HARPSWELL — With somewhat warmer weather and occasional glimpses of sun, Holbrook’s Wharf in Cundy’s Harbor is bustling this month as a new snack bar and commercial fishing facility rises out of the rebuilt wharf.
“I’ve threatened to charge a $1 toll with all the traffic,” Bill Mangum said Thursday morning on the wharf. “I think the community is really excited.”
President of Holbrook Community Foundation, Mangum is on-site every day, clearly excited to see the vision he and other board members hoped for about to become a reality.
Barring further torrential rain, the snack bar, commercial pier and nearby Holbrook’s General Store should reopen early next month.
“If you ask Bill, we’ll be open May 1,” said Ed Sparks of Bailey Island, who with Cundy’s Harbor resident George Swallow is building the new snack bar. “But we’re realists.
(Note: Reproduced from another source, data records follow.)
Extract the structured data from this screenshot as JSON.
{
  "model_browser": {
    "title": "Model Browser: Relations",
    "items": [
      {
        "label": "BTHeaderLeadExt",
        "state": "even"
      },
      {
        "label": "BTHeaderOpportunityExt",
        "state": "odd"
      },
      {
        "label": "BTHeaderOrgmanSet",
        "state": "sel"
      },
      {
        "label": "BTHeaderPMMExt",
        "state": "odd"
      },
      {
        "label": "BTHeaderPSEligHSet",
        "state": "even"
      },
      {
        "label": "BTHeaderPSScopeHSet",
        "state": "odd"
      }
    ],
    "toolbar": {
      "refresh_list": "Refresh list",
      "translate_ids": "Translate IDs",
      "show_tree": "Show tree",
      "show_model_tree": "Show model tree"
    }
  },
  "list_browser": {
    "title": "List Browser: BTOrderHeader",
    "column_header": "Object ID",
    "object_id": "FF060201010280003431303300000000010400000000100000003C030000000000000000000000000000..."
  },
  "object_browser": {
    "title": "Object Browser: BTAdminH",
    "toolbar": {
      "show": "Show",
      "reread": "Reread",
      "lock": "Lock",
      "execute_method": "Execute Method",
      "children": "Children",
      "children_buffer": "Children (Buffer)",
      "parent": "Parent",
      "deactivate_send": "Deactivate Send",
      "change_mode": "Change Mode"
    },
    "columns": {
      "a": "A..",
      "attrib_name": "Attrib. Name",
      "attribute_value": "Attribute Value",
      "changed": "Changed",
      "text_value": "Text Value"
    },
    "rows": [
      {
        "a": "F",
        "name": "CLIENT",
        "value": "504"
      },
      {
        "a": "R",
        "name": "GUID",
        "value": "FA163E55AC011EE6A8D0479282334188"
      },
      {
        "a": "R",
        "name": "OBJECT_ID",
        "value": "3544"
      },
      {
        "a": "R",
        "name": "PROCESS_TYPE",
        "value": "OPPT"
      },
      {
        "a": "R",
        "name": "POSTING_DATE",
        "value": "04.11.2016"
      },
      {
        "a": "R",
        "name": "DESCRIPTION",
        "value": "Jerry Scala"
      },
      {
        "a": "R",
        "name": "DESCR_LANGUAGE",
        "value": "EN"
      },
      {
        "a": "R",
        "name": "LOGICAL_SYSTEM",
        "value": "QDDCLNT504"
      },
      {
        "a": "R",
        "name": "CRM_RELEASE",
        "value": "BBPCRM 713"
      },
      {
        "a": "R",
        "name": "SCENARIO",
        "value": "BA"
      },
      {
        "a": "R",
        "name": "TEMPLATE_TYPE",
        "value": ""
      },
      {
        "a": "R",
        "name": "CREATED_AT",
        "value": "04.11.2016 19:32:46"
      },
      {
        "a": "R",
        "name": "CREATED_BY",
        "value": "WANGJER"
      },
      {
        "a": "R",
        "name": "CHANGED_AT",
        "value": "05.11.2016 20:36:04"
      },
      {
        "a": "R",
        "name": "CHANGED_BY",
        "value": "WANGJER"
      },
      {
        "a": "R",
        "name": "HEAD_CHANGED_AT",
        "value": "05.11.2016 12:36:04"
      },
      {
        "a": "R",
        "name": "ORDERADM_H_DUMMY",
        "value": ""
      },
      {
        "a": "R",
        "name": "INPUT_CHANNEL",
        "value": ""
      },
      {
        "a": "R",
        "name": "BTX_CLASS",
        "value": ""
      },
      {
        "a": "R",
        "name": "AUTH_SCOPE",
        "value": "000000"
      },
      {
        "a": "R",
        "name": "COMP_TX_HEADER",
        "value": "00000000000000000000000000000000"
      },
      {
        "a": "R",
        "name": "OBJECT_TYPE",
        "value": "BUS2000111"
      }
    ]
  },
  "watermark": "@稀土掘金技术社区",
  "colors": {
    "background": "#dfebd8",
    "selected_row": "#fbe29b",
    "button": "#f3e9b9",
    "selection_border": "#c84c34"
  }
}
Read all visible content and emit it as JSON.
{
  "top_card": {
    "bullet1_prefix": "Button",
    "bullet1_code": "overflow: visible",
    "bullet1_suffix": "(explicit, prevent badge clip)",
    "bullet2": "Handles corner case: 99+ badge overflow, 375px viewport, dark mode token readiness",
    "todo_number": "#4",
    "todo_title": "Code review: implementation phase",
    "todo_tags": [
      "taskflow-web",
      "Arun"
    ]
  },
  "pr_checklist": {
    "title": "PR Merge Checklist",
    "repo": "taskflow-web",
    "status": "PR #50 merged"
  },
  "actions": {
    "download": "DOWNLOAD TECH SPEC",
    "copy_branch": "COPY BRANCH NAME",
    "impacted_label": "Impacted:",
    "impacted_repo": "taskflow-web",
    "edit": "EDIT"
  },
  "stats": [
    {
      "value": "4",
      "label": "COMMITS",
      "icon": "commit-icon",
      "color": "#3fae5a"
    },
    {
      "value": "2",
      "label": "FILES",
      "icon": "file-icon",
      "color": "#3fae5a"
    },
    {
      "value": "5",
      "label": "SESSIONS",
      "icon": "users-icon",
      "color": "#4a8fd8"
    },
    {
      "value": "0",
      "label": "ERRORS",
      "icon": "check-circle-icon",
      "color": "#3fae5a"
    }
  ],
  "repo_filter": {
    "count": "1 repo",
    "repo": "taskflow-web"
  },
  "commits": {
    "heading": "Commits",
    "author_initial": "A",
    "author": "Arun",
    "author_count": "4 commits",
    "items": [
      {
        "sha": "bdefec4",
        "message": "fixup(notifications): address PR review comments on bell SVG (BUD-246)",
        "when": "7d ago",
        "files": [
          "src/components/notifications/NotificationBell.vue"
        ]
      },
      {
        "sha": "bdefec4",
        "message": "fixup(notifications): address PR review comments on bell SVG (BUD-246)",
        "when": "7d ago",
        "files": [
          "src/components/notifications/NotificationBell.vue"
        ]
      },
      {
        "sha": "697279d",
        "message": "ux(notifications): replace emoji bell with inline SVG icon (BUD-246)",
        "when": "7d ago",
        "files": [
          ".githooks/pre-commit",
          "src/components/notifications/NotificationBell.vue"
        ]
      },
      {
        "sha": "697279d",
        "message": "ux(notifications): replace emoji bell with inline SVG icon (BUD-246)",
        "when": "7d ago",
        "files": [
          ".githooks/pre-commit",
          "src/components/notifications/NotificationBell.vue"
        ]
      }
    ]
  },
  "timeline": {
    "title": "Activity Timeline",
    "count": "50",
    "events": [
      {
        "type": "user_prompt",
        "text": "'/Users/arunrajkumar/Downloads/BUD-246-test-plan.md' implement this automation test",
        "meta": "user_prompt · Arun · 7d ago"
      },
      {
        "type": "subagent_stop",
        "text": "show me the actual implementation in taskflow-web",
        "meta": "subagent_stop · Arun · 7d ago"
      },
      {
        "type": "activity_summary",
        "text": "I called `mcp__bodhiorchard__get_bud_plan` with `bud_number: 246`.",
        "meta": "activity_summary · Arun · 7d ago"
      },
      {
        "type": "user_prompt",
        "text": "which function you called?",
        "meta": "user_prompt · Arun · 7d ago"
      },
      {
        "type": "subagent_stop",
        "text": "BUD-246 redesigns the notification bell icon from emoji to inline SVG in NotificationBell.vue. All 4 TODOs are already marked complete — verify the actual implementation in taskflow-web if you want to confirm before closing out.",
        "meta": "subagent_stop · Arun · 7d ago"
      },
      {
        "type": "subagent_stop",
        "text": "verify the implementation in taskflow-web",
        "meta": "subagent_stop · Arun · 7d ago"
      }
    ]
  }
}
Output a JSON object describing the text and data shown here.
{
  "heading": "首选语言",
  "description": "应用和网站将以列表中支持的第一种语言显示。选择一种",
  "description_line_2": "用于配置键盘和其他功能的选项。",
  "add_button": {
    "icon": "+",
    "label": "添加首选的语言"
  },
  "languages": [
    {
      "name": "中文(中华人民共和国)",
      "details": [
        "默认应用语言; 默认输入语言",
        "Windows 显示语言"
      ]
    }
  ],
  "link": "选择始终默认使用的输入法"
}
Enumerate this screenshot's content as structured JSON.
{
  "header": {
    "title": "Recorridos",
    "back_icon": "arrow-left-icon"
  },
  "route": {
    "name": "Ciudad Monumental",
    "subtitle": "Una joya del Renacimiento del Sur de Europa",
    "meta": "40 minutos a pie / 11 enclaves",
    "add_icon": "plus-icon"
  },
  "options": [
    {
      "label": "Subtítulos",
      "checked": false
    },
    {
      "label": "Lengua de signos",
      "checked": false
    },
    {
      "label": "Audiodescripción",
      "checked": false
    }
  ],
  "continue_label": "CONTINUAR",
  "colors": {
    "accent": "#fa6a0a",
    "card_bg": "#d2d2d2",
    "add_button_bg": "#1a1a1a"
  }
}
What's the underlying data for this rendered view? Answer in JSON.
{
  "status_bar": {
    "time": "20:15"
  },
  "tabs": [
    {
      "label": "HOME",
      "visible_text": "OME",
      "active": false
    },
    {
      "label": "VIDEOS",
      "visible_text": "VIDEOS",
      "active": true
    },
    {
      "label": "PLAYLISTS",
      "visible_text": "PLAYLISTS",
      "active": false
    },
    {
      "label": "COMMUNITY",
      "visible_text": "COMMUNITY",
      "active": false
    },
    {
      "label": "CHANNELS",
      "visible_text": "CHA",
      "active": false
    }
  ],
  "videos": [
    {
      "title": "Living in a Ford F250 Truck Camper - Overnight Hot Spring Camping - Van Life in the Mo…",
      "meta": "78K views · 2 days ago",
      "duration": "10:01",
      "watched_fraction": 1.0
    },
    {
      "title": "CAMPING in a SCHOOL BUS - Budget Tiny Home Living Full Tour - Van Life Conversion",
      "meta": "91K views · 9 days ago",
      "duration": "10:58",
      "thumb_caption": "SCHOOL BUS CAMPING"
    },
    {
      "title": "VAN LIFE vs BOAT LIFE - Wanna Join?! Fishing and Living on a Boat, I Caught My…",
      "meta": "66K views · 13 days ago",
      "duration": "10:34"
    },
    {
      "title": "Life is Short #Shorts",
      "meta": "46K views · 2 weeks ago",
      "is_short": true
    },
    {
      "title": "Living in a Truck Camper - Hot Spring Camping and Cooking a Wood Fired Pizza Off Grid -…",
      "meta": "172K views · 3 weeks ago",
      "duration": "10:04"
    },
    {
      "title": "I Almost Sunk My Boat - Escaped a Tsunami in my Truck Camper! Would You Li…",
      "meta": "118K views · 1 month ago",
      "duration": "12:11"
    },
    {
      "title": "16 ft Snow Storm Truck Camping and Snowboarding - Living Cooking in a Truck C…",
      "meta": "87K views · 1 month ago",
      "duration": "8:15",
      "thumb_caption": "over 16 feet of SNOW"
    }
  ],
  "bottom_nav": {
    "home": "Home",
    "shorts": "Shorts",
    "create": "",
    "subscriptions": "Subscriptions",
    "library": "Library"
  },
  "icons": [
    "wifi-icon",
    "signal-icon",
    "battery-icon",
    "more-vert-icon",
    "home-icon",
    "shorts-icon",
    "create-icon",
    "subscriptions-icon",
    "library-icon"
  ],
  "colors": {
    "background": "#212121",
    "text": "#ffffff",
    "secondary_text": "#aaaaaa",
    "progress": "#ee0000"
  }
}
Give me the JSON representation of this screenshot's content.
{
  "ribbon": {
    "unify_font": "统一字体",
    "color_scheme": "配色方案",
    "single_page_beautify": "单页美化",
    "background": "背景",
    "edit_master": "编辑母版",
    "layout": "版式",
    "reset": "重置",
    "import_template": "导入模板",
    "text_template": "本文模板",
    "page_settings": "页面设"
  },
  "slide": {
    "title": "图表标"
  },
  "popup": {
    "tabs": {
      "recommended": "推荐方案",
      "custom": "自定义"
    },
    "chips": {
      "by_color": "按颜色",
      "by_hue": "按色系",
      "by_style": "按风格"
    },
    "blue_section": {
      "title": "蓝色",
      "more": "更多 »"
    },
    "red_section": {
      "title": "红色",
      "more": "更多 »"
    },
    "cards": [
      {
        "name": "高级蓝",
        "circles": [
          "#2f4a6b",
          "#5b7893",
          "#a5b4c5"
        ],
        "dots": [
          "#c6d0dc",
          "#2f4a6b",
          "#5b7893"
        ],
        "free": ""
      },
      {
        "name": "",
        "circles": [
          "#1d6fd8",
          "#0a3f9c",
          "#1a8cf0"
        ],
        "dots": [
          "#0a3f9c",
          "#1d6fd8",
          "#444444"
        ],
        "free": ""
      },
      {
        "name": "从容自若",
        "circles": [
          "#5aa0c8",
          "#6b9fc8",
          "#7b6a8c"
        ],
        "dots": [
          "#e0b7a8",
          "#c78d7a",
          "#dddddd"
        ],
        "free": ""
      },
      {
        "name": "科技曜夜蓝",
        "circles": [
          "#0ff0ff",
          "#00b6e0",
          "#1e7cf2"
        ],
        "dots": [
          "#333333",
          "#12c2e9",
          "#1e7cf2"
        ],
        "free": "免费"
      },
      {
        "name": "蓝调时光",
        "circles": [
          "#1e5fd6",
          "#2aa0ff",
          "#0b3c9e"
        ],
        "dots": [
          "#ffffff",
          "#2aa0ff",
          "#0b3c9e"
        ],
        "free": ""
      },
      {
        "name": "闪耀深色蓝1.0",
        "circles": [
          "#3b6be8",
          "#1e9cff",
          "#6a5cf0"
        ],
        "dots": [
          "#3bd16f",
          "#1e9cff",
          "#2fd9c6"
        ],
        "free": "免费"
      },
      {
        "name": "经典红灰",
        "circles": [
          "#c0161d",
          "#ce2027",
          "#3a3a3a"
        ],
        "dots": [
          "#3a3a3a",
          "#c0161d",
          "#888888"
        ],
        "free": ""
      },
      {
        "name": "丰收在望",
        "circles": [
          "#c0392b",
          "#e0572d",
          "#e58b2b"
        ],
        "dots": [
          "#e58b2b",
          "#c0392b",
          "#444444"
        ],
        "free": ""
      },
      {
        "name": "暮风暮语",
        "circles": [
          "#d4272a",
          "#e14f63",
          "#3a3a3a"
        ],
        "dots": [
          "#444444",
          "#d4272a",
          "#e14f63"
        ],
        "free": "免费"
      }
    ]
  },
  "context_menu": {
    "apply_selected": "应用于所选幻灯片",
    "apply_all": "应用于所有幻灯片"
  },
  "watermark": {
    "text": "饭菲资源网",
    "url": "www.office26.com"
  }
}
It’ll be May 15.”
Mangum acknowledged that “early May” is the target, with a grand opening scheduled for July. Either way, the new Holbrook’s is a dream come true for members of the foundation that, in 2006, purchased the property with plans to preserve one of the last working waterfront wharves in the area.
Sparks and Swallow started building the new snack bar on March 31, but spent time prior to that refining “plans” that even Mangum acknowledges were simply “very nice drawings.”
“We did not have a set of architectural plans,” he said. “We had concepts. We needed builders who could think on their feet. They’ve been extremely helpful, especially without a detailed set of plans.”
Mangum is delighted with their work, and thrilled that he was able to use local builders.
“That was a very high priority on everything we’ve done,” he said.
Adjacent to the new snack bar, three 20-foot-by-24-foot commercial bays open off a new concrete dock. The concrete is up to a foot thick, Swallow said. The bays will be leased for commercial fishing, one with access directly to the dock.
“Now you can back the truck all the way out to the wharf to unload the fish,” Mangum said.
The concrete dock rests on recycled fiberglass pilings that were a special project of Mangum’s. The previous wood pilings were eaten through by marine worms, Mangum said last year, and new pilings made of the usual pressure-treated wood were only guaranteed for 15 to 20 years.
Mangum expects the new composite pilings to far outlive two decades.
“Obviously, being the frugal person I am, I didn’t want to spend that amount and have to redo it,” Mangum said at the time. So he researched alternatives and found “terrific fiberglass booms off a boom truck,” recycled and donated by an anonymous source. The booms were tested by a North Carolina engineering firm and found to be “extremely strong.”